L’objectif du travail réalisé est de fournir un référentiel de calcul commun pour une
majorité d’écrans de filets. Comme nous l’avons vu, les outils de calcul développés
sont spécifiques à chaque type de d’écrans de filets. Disposer d’un outil plus général
permettra d’harmoniser les méthodes de calcul et ainsi de pouvoir prendre en
compte les différentes conceptions des ouvrages de façon rigoureuse.

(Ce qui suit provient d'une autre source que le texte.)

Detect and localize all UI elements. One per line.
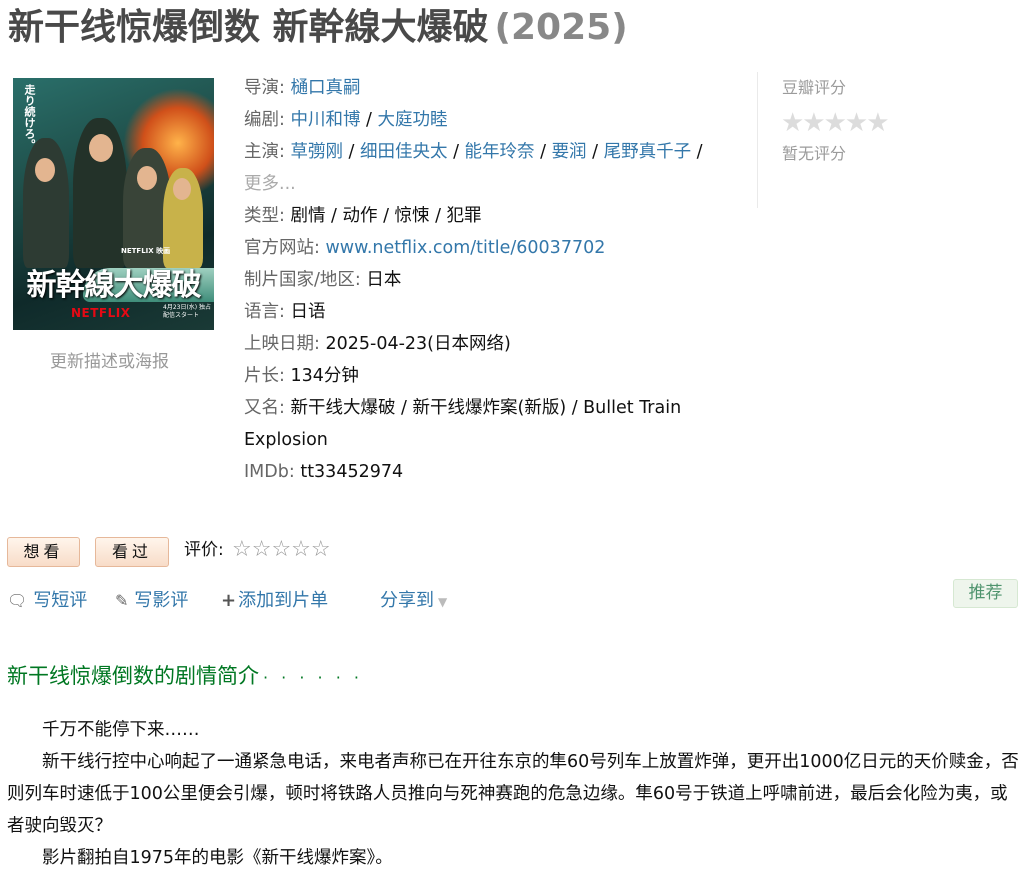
cast-link[interactable]: 草彅刚	[290, 142, 343, 162]
update-poster-link[interactable]: 更新描述或海报	[50, 347, 169, 372]
rate-stars-input[interactable]: ☆☆☆☆☆	[232, 536, 331, 564]
synopsis-body: 千万不能停下来…… 新干线行控中心响起了一通紧急电话，来电者声称已在开往东京的隼…	[7, 714, 1019, 874]
poster-side-text: 走り続けろ。	[23, 84, 36, 150]
cast-link[interactable]: 要润	[552, 142, 587, 162]
poster-netflix-logo: NETFLIX	[71, 306, 131, 320]
runtime-label: 片长:	[244, 366, 285, 386]
release-label: 上映日期:	[244, 334, 320, 354]
cast-more-row: 更多...	[244, 168, 744, 200]
write-short-review-label: 写短评	[33, 590, 88, 611]
country-row: 制片国家/地区: 日本	[244, 264, 744, 296]
movie-year: (2025)	[494, 7, 628, 48]
rate-label: 评价:	[184, 540, 224, 560]
watched-button[interactable]: 看过	[95, 537, 169, 567]
cast-label: 主演	[244, 142, 279, 162]
website-link[interactable]: www.netflix.com/title/60037702	[325, 238, 605, 258]
poster-face	[137, 166, 157, 190]
imdb-value: tt33452974	[300, 462, 404, 482]
director-row: 导演: 樋口真嗣	[244, 78, 361, 98]
poster-face	[173, 178, 191, 200]
want-to-watch-button[interactable]: 想看	[7, 537, 80, 567]
comment-icon: 🗨︎	[7, 591, 28, 610]
director-label: 导演	[244, 78, 279, 98]
write-review-button[interactable]: ✎ 写影评	[115, 586, 188, 616]
synopsis-paragraph: 影片翻拍自1975年的电影《新干线爆炸案》。	[42, 848, 393, 868]
add-to-list-button[interactable]: + 添加到片单	[221, 586, 328, 616]
add-to-list-label: 添加到片单	[238, 590, 329, 611]
synopsis-heading-text: 新干线惊爆倒数的剧情简介	[7, 664, 259, 688]
cast-row: 主演: 草彅刚 / 细田佳央太 / 能年玲奈 / 要润 / 尾野真千子 /	[244, 142, 703, 162]
writer-label: 编剧	[244, 110, 279, 130]
cast-link[interactable]: 尾野真千子	[604, 142, 692, 162]
poster-top-brand: NETFLIX 映画	[121, 247, 171, 255]
aka-value: 新干线大爆破 / 新干线爆炸案(新版) / Bullet Train Explo…	[244, 398, 682, 450]
release-value: 2025-04-23(日本网络)	[325, 334, 511, 354]
writer-row: 编剧: 中川和博 / 大庭功睦	[244, 110, 448, 130]
language-row: 语言: 日语	[244, 296, 744, 328]
plus-icon: +	[221, 590, 237, 611]
page-title: 新干线惊爆倒数 新幹線大爆破 (2025)	[8, 4, 628, 52]
language-value: 日语	[290, 302, 326, 322]
synopsis-paragraph: 新干线行控中心响起了一通紧急电话，来电者声称已在开往东京的隼60号列车上放置炸弹…	[7, 752, 1019, 836]
poster-face	[35, 158, 55, 182]
genre-label: 类型:	[244, 206, 285, 226]
movie-info: 导演: 樋口真嗣 编剧: 中川和博 / 大庭功睦 主演: 草彅刚 / 细田佳央太…	[244, 72, 744, 488]
runtime-value: 134分钟	[290, 366, 359, 386]
country-value: 日本	[366, 270, 402, 290]
write-short-review-button[interactable]: 🗨︎ 写短评	[7, 586, 87, 616]
cast-more-link[interactable]: 更多...	[244, 174, 296, 194]
share-label: 分享到	[380, 590, 434, 611]
imdb-label: IMDb:	[244, 462, 295, 482]
synopsis-heading: 新干线惊爆倒数的剧情简介 · · · · · ·	[7, 660, 363, 694]
pencil-icon: ✎	[115, 591, 129, 610]
website-label: 官方网站:	[244, 238, 320, 258]
movie-name: 新干线惊爆倒数 新幹線大爆破	[8, 7, 489, 48]
rating-stars-icon: ★★★★★	[781, 108, 890, 138]
release-row: 上映日期: 2025-04-23(日本网络)	[244, 328, 744, 360]
runtime-row: 片长: 134分钟	[244, 360, 744, 392]
movie-poster[interactable]: 走り続けろ。 NETFLIX 映画 新幹線大爆破 NETFLIX 4月23日(水…	[13, 78, 214, 330]
aka-label: 又名:	[244, 398, 285, 418]
cast-link[interactable]: 能年玲奈	[465, 142, 535, 162]
genre-value: 剧情 / 动作 / 惊悚 / 犯罪	[290, 206, 482, 226]
writer-link[interactable]: 中川和博	[290, 110, 360, 130]
country-label: 制片国家/地区:	[244, 270, 361, 290]
rating-empty-text: 暂无评分	[782, 144, 847, 163]
synopsis-paragraph: 千万不能停下来……	[42, 720, 200, 740]
aka-row: 又名: 新干线大爆破 / 新干线爆炸案(新版) / Bullet Train E…	[244, 392, 724, 456]
director-link[interactable]: 樋口真嗣	[290, 78, 360, 98]
synopsis-heading-dots: · · · · · ·	[263, 668, 363, 687]
poster-title-text: 新幹線大爆破	[26, 268, 202, 303]
recommend-button[interactable]: 推荐	[953, 579, 1018, 608]
share-button[interactable]: 分享到 ▼	[380, 586, 447, 617]
poster-face	[89, 134, 113, 162]
rating-panel: 豆瓣评分 ★★★★★ 暂无评分	[757, 72, 918, 208]
poster-date-text: 4月23日(水) 独占配信スタート	[163, 304, 212, 319]
write-review-label: 写影评	[134, 590, 189, 611]
writer-link[interactable]: 大庭功睦	[378, 110, 448, 130]
rating-label: 豆瓣评分	[782, 78, 847, 97]
language-label: 语言:	[244, 302, 285, 322]
genre-row: 类型: 剧情 / 动作 / 惊悚 / 犯罪	[244, 200, 744, 232]
imdb-row: IMDb: tt33452974	[244, 456, 744, 488]
caret-down-icon: ▼	[438, 595, 448, 609]
cast-link[interactable]: 细田佳央太	[360, 142, 448, 162]
website-row: 官方网站: www.netflix.com/title/60037702	[244, 232, 744, 264]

2.1. Présentation du modèle générique

Le modèle générique vise à définir une forme commune, donc très générale pour la
plupart des écrans de filets. Pour cela, on peut remarquer qu’un écran de filets est
constitué de poteaux, de filets, de haubans, de câbles, de dispositifs de freinage et
d’ancrages. On décide alors de décrire chacun des éléments constitutifs à l’aide de
nœuds et de liaisons. Les nœuds traduisent ainsi la géométrie, alors que les liaisons
rendent compte de l’interaction entre les nœuds qu’elles relient et donc du
comportement de la structure. Dans cette description, on oublie le nombre de câbles
de rives, la géométrie des haubans ou du filet. On raisonne sur un ensemble de
nœuds.
Le modèle générique d’écrans de filet consiste ainsi en une description abstraite de
l’ouvrage : c’est simplement un objet constitué de nœuds et de liaisons. Cet écran
abstrait est ensuite défini par la spécification de la géométrie d’un écran réel (Figure
6).

Figure 6 . Exemple d'écran sous la forme "modèle générique"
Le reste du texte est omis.